Скорому дали отправление. И когда последний вагон прошел под виадуком, Юрка покинул перрон…
— Где ты пропадал?! — увидав его, в одном платье выбежала за калитку Ирина Ивановна. — Я уже где только тебя не искала, чего только не передумала… Ну разве так можно? Где ты был столько времени? Отвечай.
— Нигде, — потупился Юрка. — Просто… ходил.
— Ничего себе — «просто». Мне — ни слова, и пропал на весь день. А вы тут что хотите, то и думайте… Ой, господи! — задрожал ее голос. — Горе мне с вами, горе. Не было в этом доме ладу, счастья — никогда и не будет. И правда — хоть убегай… Ну иди… Она уже давно… дома. Крепись, Юрик… Пойдем.
На веранде Ирина Ивановна отряхнула с его плеч снег; в прихожей сняла с него и унесла в свою комнату пальто и шапку. Юрка стянул с ног валенки… и замешкался возле вешалки, не решаясь пройти дальше. В дверях гостиной стояли три незнакомые женщины. Когда Юрка вошел, они обернулись и смотрели сострадая, — жалели его. Люди были и там, в гостиной, и в комнате Ирины Ивановны — боковушке; приглушенный говор слышался в кухне. Юрка напрягся, сцепил зубы, — боялся, что не сдержится и заплачет при всех… да еще, чего доброго, при Сердюке.
— Крепись, Юра, крепись, — полушепотом повторяла Ирина Ивановна. — Ты уже взрослый… скоро будешь солдатом. Привыкай ко всему… От э т о г о никто не застрахован. С одним случается раньше, с другим — позже. Только и всего… Крепись.

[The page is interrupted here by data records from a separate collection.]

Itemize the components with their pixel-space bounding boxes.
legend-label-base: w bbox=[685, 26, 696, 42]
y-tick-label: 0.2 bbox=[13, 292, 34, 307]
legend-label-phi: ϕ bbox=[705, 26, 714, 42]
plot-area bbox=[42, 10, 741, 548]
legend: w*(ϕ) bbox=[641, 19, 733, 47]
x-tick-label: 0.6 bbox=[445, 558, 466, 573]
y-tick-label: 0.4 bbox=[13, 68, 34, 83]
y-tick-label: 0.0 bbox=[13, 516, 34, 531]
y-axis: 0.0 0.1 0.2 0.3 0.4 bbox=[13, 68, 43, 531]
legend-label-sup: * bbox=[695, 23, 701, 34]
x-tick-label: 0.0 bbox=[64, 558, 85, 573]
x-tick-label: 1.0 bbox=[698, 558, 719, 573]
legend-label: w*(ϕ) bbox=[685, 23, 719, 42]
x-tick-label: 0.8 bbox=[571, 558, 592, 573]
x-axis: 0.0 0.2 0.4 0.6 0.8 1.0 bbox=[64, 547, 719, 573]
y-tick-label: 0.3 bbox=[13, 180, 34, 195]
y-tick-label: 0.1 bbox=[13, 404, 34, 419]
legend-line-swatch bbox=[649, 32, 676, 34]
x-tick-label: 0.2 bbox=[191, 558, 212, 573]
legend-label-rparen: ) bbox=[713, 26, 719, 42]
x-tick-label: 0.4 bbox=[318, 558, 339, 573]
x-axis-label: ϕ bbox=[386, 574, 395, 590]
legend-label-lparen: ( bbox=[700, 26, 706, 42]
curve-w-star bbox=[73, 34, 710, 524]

Женщины посторонились, пропуская Юрку в гостиную. Он почувствовал, как в груди у него что-то сжалось и замерло, точно обреченный, бессильный улететь из-под выстрела перепел, а к вискам и затылку поднялся и каменно стиснул голову холод. Ничего больше не слыша, не различая перед собой лиц и внутренне все еще отчаянно противясь тому, что произошло, ступил в гостиную… и на столе, прикрытом темным, бордового цвета, ковром со стены сердюковской спальни, увидел гроб… красный, с черной каймой, край гроба… Отшатнулся, закрыл глаза… но его придержала, затем настойчиво подтолкнула сзади тяжелая рука Ирины Ивановны, и Юрка повиновался ей.

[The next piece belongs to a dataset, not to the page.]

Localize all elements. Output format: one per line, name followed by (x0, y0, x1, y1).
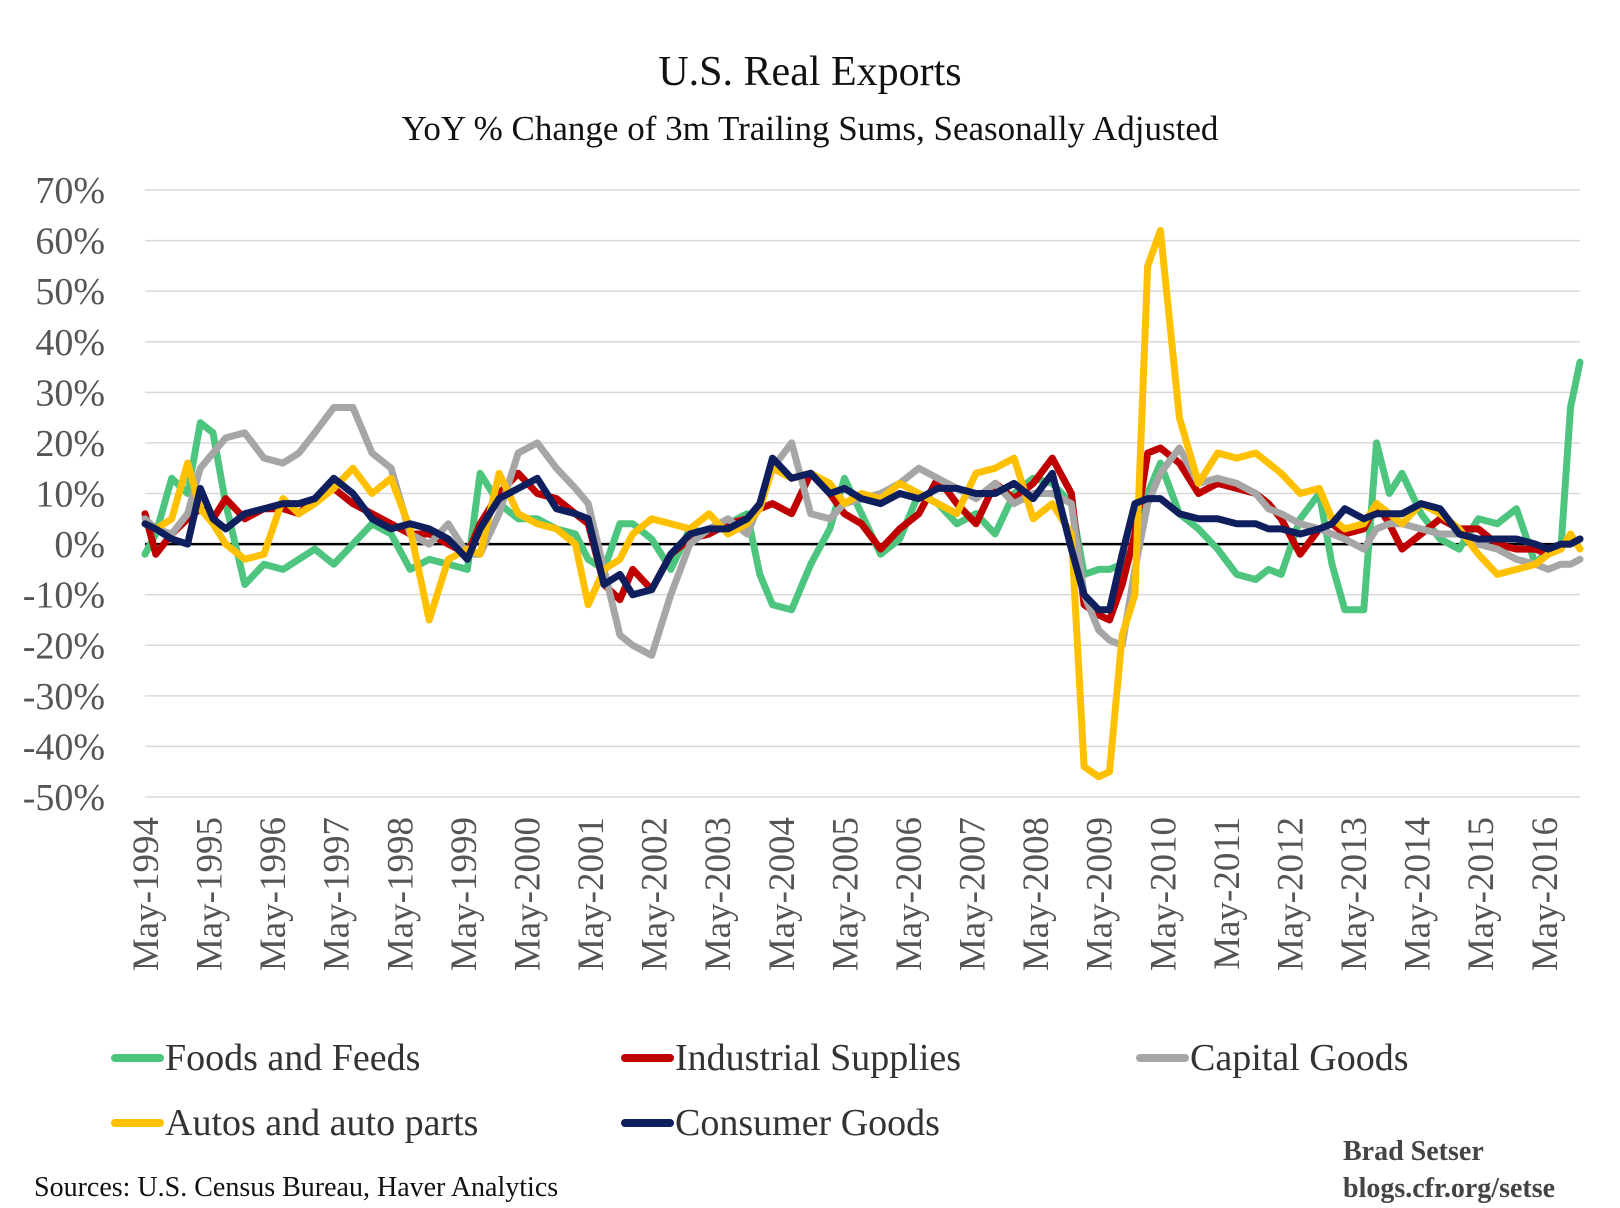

Гроб стоял наискось комнаты, изголовком в дальний от двери угол. Справа, сквозь двойные стекла окна и густые гардины, его обтекал жидкий, словно процеженный, неживой свет угасающего зимнего дня. Наверное потому, от скупости света, очень бледными, совершенно белыми показались Юрке и руки матери, сложенные на груди, и ее лицо… Сперва, за какое-то мгновение, взгляд охватил простенькую, сатиновую обивку гроба, присобранную черную ленту по кромке, бумажные цветы… а потом Юрка уже не видел ничего, кроме лица матери, все пристальней всматривался в него… И поразился: оно нисколько не изменилось, было таким же родным, как всегда, сохранило прежние дорогие черты; смерть не исказила его, не отняла красоту, не оставила на нем ни следов страдания, боли, ни печати укора живым или безысходной обиды, унесенной с собой навечно. Лицо было спокойным, добрым и не таким бледным, как показалось вначале, уголки губ словно берегли тихую, ласковую улыбку… и недавний страх — увидеть мать в гробу, увидеть смерть — помалу отступил, Юрка подошел к матери совсем близко, остановился в изголовье… Женщины заплакали. Всхлипнула, прикрыла глаза платком Ирина Ивановна. «Мам! — чуть не вырвалось у Юрки. — Как же это ты!.. Как же они тебя не спасли?..» Но он переборол себя, не издал ни звука. Постоял, сутулясь от непомерной тягости. Осторожно коснулся материна лба. Он был холоден… Погладил руки. Они тоже застыли, как настуженная земля, а пальцы взялись чужой, необратимой желтизной. И только васильки на платье, которое мать так берегла и так любила надевать по праздникам, не блекли и не вяли, были теплыми и яркими, — словно их только что принесли из летней степи.